If you are torn between deciding whether an assisted living facility or if caring for the person at home is the best choice, here are some important things to consider to help you narrow down the overwhelming options:
Cost Factors: Cost is a very influential factor for many. Nursing home costs can be very expensive, many charging over one hundred dollars per day. However, the cost alone should not be a reason to completely disregard the possibility. There are many different programs available to help finance the transition. If the person owns his or her own home or has other assets, these assets can be used to pay for the assisted living facility care. Remember that there may also be costs associated with taking care of the person at home, such as lost wages from taking time off from work, hiring a nurse, making modifications to the property, as well as the costs of any medical equipment.
As you can see, there are many different factors to consider when deciding which type of care is best for your loved one. Ultimately, the most important things to remember is that your loved one gets the care he or she needs and deserves and provides a safe and comfortable environment to live in.
Choosing Between Home Care and a Nursing Home
Home care generally refers to health care or support provided in the patient's home, but this term is usually applied to non-medical care or custodian care provided by persons who are not licensed medical personnel. Family and friends, who are referred to as caregivers, primary caregiver or voluntary caregiver in this context, can also provide home care. Mostly, however, services are provided by agencies or independent providers.

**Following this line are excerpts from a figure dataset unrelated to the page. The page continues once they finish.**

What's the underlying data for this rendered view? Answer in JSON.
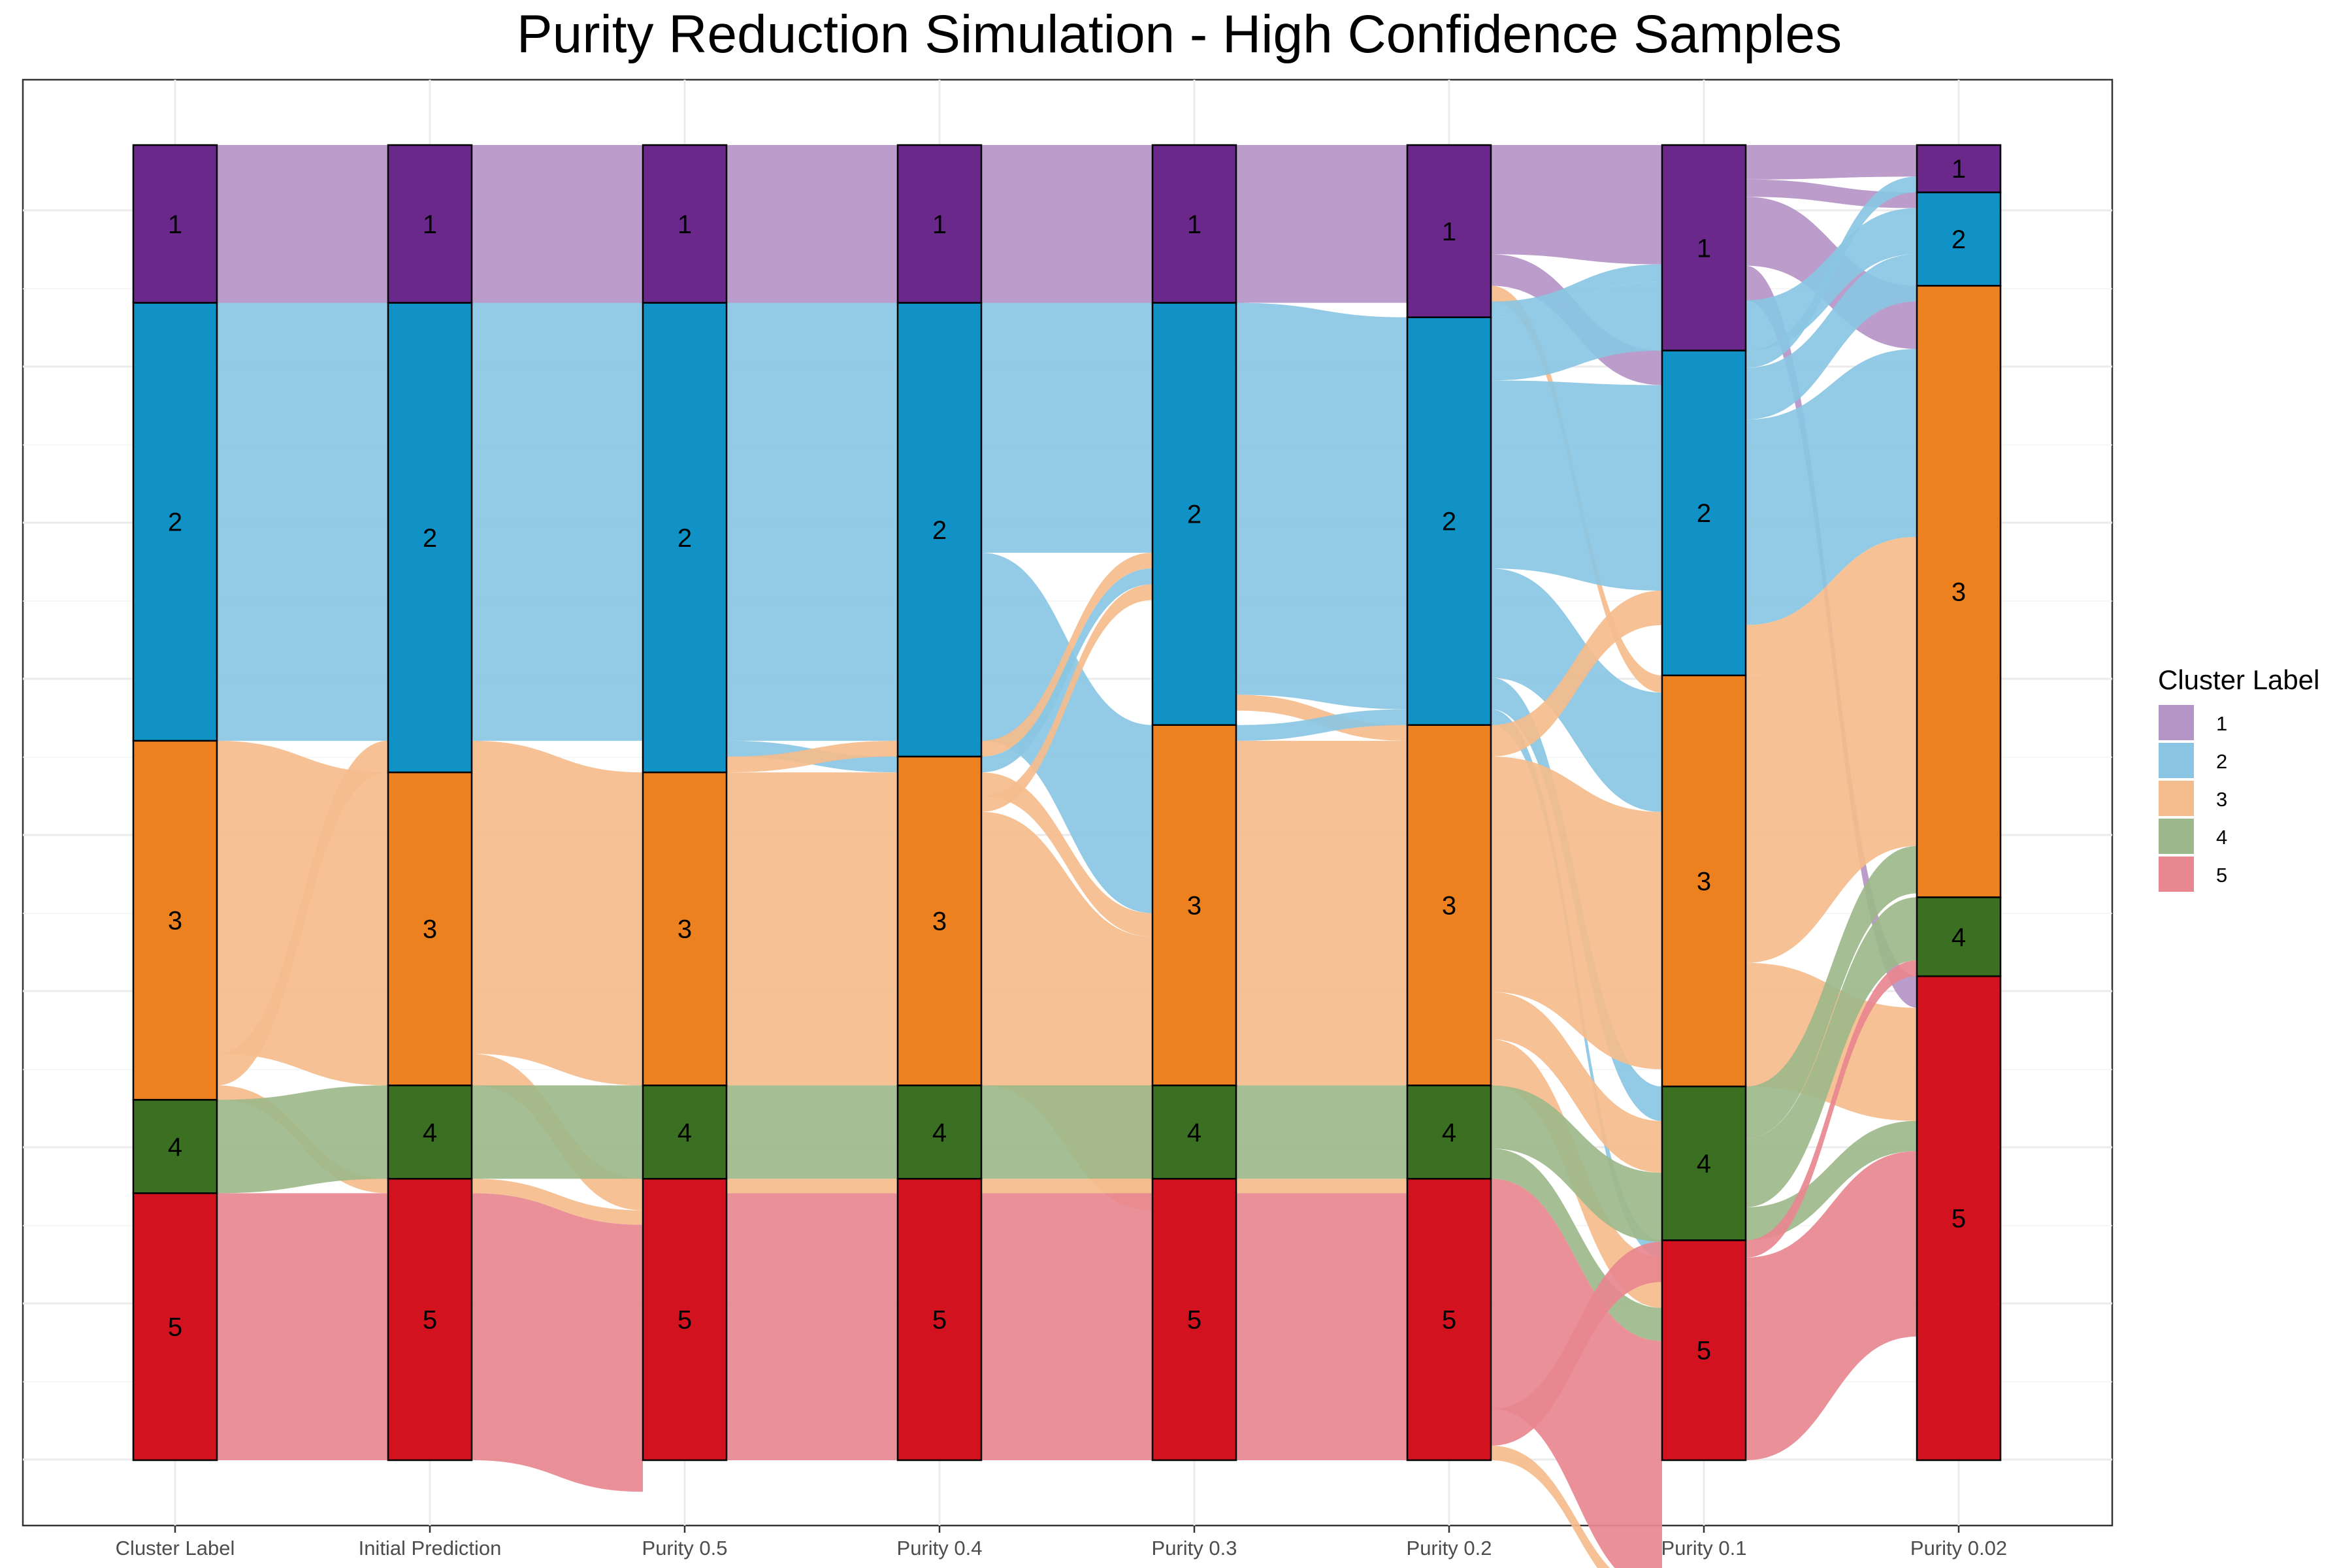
{
  "chart_data": {
    "type": "alluvial",
    "title": "Purity Reduction Simulation - High Confidence Samples",
    "axes": [
      "Cluster Label",
      "Initial Prediction",
      "Purity 0.5",
      "Purity 0.4",
      "Purity 0.3",
      "Purity 0.2",
      "Purity 0.1",
      "Purity 0.02"
    ],
    "grid": true,
    "legend": {
      "title": "Cluster Label",
      "position": "right",
      "items": [
        {
          "label": "1",
          "color": "#b594c6"
        },
        {
          "label": "2",
          "color": "#8ac6e3"
        },
        {
          "label": "3",
          "color": "#f4bc8c"
        },
        {
          "label": "4",
          "color": "#9db88a"
        },
        {
          "label": "5",
          "color": "#e8878f"
        }
      ]
    },
    "node_colors": {
      "1": "#6a288a",
      "2": "#1192c6",
      "3": "#ed801f",
      "4": "#3b7022",
      "5": "#d2121f"
    },
    "flow_colors": {
      "1": "#b594c6",
      "2": "#8ac6e3",
      "3": "#f4bc8c",
      "4": "#9db88a",
      "5": "#e8878f"
    },
    "stratum_sizes": [
      {
        "1": 12.0,
        "2": 33.3,
        "3": 27.3,
        "4": 7.1,
        "5": 20.3
      },
      {
        "1": 12.0,
        "2": 35.7,
        "3": 23.8,
        "4": 7.1,
        "5": 21.4
      },
      {
        "1": 12.0,
        "2": 35.7,
        "3": 23.8,
        "4": 7.1,
        "5": 21.4
      },
      {
        "1": 12.0,
        "2": 34.5,
        "3": 25.0,
        "4": 7.1,
        "5": 21.4
      },
      {
        "1": 12.0,
        "2": 32.1,
        "3": 27.4,
        "4": 7.1,
        "5": 21.4
      },
      {
        "1": 13.1,
        "2": 31.0,
        "3": 27.4,
        "4": 7.1,
        "5": 21.4
      },
      {
        "1": 14.3,
        "2": 22.6,
        "3": 28.6,
        "4": 10.7,
        "5": 15.3
      },
      {
        "1": 3.6,
        "2": 7.1,
        "3": 46.5,
        "4": 6.0,
        "5": 36.8
      }
    ],
    "flows": [
      [
        {
          "from": "1",
          "to": "1",
          "group": "1",
          "value": 12.0
        },
        {
          "from": "2",
          "to": "2",
          "group": "2",
          "value": 33.3
        },
        {
          "from": "3",
          "to": "3",
          "group": "3",
          "value": 23.8
        },
        {
          "from": "3",
          "to": "2",
          "group": "3",
          "value": 2.4
        },
        {
          "from": "3",
          "to": "5",
          "group": "3",
          "value": 1.1
        },
        {
          "from": "4",
          "to": "4",
          "group": "4",
          "value": 7.1
        },
        {
          "from": "5",
          "to": "5",
          "group": "5",
          "value": 20.3
        }
      ],
      [
        {
          "from": "1",
          "to": "1",
          "group": "1",
          "value": 12.0
        },
        {
          "from": "2",
          "to": "2",
          "group": "2",
          "value": 33.3
        },
        {
          "from": "2",
          "to": "3",
          "group": "3",
          "value": 2.4
        },
        {
          "from": "3",
          "to": "3",
          "group": "3",
          "value": 21.4
        },
        {
          "from": "3",
          "to": "5",
          "group": "3",
          "value": 2.4
        },
        {
          "from": "4",
          "to": "4",
          "group": "4",
          "value": 7.1
        },
        {
          "from": "5",
          "to": "5",
          "group": "3",
          "value": 1.1
        },
        {
          "from": "5",
          "to": "5",
          "group": "5",
          "value": 20.3
        }
      ],
      [
        {
          "from": "1",
          "to": "1",
          "group": "1",
          "value": 12.0
        },
        {
          "from": "2",
          "to": "2",
          "group": "2",
          "value": 33.3
        },
        {
          "from": "2",
          "to": "3",
          "group": "2",
          "value": 1.2
        },
        {
          "from": "2",
          "to": "2",
          "group": "3",
          "value": 1.2
        },
        {
          "from": "3",
          "to": "3",
          "group": "3",
          "value": 23.8
        },
        {
          "from": "4",
          "to": "4",
          "group": "4",
          "value": 7.1
        },
        {
          "from": "5",
          "to": "5",
          "group": "3",
          "value": 1.1
        },
        {
          "from": "5",
          "to": "5",
          "group": "5",
          "value": 20.3
        }
      ],
      [
        {
          "from": "1",
          "to": "1",
          "group": "1",
          "value": 12.0
        },
        {
          "from": "2",
          "to": "2",
          "group": "2",
          "value": 19.0
        },
        {
          "from": "2",
          "to": "3",
          "group": "2",
          "value": 14.3
        },
        {
          "from": "2",
          "to": "2",
          "group": "3",
          "value": 1.2
        },
        {
          "from": "3",
          "to": "2",
          "group": "2",
          "value": 1.2
        },
        {
          "from": "3",
          "to": "3",
          "group": "3",
          "value": 1.8
        },
        {
          "from": "3",
          "to": "2",
          "group": "3",
          "value": 1.2
        },
        {
          "from": "3",
          "to": "3",
          "group": "3",
          "value": 20.8
        },
        {
          "from": "4",
          "to": "4",
          "group": "4",
          "value": 7.1
        },
        {
          "from": "5",
          "to": "5",
          "group": "3",
          "value": 1.1
        },
        {
          "from": "5",
          "to": "5",
          "group": "5",
          "value": 20.3
        }
      ],
      [
        {
          "from": "1",
          "to": "1",
          "group": "1",
          "value": 12.0
        },
        {
          "from": "2",
          "to": "2",
          "group": "2",
          "value": 29.8
        },
        {
          "from": "2",
          "to": "3",
          "group": "3",
          "value": 1.2
        },
        {
          "from": "3",
          "to": "2",
          "group": "2",
          "value": 1.2
        },
        {
          "from": "3",
          "to": "3",
          "group": "3",
          "value": 26.2
        },
        {
          "from": "4",
          "to": "4",
          "group": "4",
          "value": 7.1
        },
        {
          "from": "5",
          "to": "5",
          "group": "3",
          "value": 1.1
        },
        {
          "from": "5",
          "to": "5",
          "group": "5",
          "value": 20.3
        }
      ],
      [
        {
          "from": "1",
          "to": "1",
          "group": "1",
          "value": 8.3
        },
        {
          "from": "1",
          "to": "2",
          "group": "1",
          "value": 2.4
        },
        {
          "from": "1",
          "to": "3",
          "group": "3",
          "value": 1.2
        },
        {
          "from": "1",
          "to": "1",
          "group": "2",
          "value": 1.2
        },
        {
          "from": "2",
          "to": "1",
          "group": "2",
          "value": 4.8
        },
        {
          "from": "2",
          "to": "2",
          "group": "2",
          "value": 14.3
        },
        {
          "from": "2",
          "to": "3",
          "group": "2",
          "value": 8.3
        },
        {
          "from": "2",
          "to": "4",
          "group": "2",
          "value": 2.4
        },
        {
          "from": "2",
          "to": "5",
          "group": "2",
          "value": 1.2
        },
        {
          "from": "3",
          "to": "2",
          "group": "3",
          "value": 2.4
        },
        {
          "from": "3",
          "to": "3",
          "group": "3",
          "value": 17.9
        },
        {
          "from": "3",
          "to": "4",
          "group": "3",
          "value": 3.6
        },
        {
          "from": "3",
          "to": "5",
          "group": "3",
          "value": 3.5
        },
        {
          "from": "4",
          "to": "4",
          "group": "4",
          "value": 4.8
        },
        {
          "from": "4",
          "to": "5",
          "group": "4",
          "value": 2.3
        },
        {
          "from": "5",
          "to": "5",
          "group": "5",
          "value": 17.5
        },
        {
          "from": "5",
          "to": "4",
          "group": "5",
          "value": 2.8
        },
        {
          "from": "5",
          "to": "5",
          "group": "3",
          "value": 1.1
        }
      ],
      [
        {
          "from": "1",
          "to": "1",
          "group": "1",
          "value": 2.4
        },
        {
          "from": "1",
          "to": "2",
          "group": "1",
          "value": 1.2
        },
        {
          "from": "1",
          "to": "3",
          "group": "1",
          "value": 4.8
        },
        {
          "from": "1",
          "to": "5",
          "group": "1",
          "value": 2.4
        },
        {
          "from": "1",
          "to": "2",
          "group": "2",
          "value": 3.5
        },
        {
          "from": "2",
          "to": "1",
          "group": "2",
          "value": 1.2
        },
        {
          "from": "2",
          "to": "2",
          "group": "2",
          "value": 3.6
        },
        {
          "from": "2",
          "to": "3",
          "group": "2",
          "value": 14.3
        },
        {
          "from": "2",
          "to": "3",
          "group": "3",
          "value": 3.5
        },
        {
          "from": "3",
          "to": "3",
          "group": "3",
          "value": 20.0
        },
        {
          "from": "3",
          "to": "5",
          "group": "3",
          "value": 8.6
        },
        {
          "from": "4",
          "to": "3",
          "group": "4",
          "value": 3.6
        },
        {
          "from": "4",
          "to": "4",
          "group": "4",
          "value": 4.8
        },
        {
          "from": "4",
          "to": "5",
          "group": "4",
          "value": 2.3
        },
        {
          "from": "5",
          "to": "4",
          "group": "5",
          "value": 1.2
        },
        {
          "from": "5",
          "to": "5",
          "group": "5",
          "value": 14.1
        }
      ]
    ]
  }
}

Seniors comprise the majority of the recipients of home care. Of these, studies show that more women than men need in home senior care. There are other individuals who would typically use this service, such as people with disabilities or special needs and people recovering from major surgeries.
This type of care makes it possible to remain at home and in the environment they are most comfortable with instead of using long-term institution-based nursing care. It allows them to be near loved ones and gives them a feeling of living a "normal" life as opposed to long term stays in a hospice or nursing home. There is also a variety of options available for home care services, depending on the type and frequency of assistance needed.
Billing can be on an hourly, daily or weekly basis with payment coming from the patient and his or her family members or through a variety of public and privates sources. Professional health care services are usually ordered by a doctor and may be covered with insurance. Some community organizations, such as the local cancer society or Alzheimer's association, may also provide funding to help pay for home care services.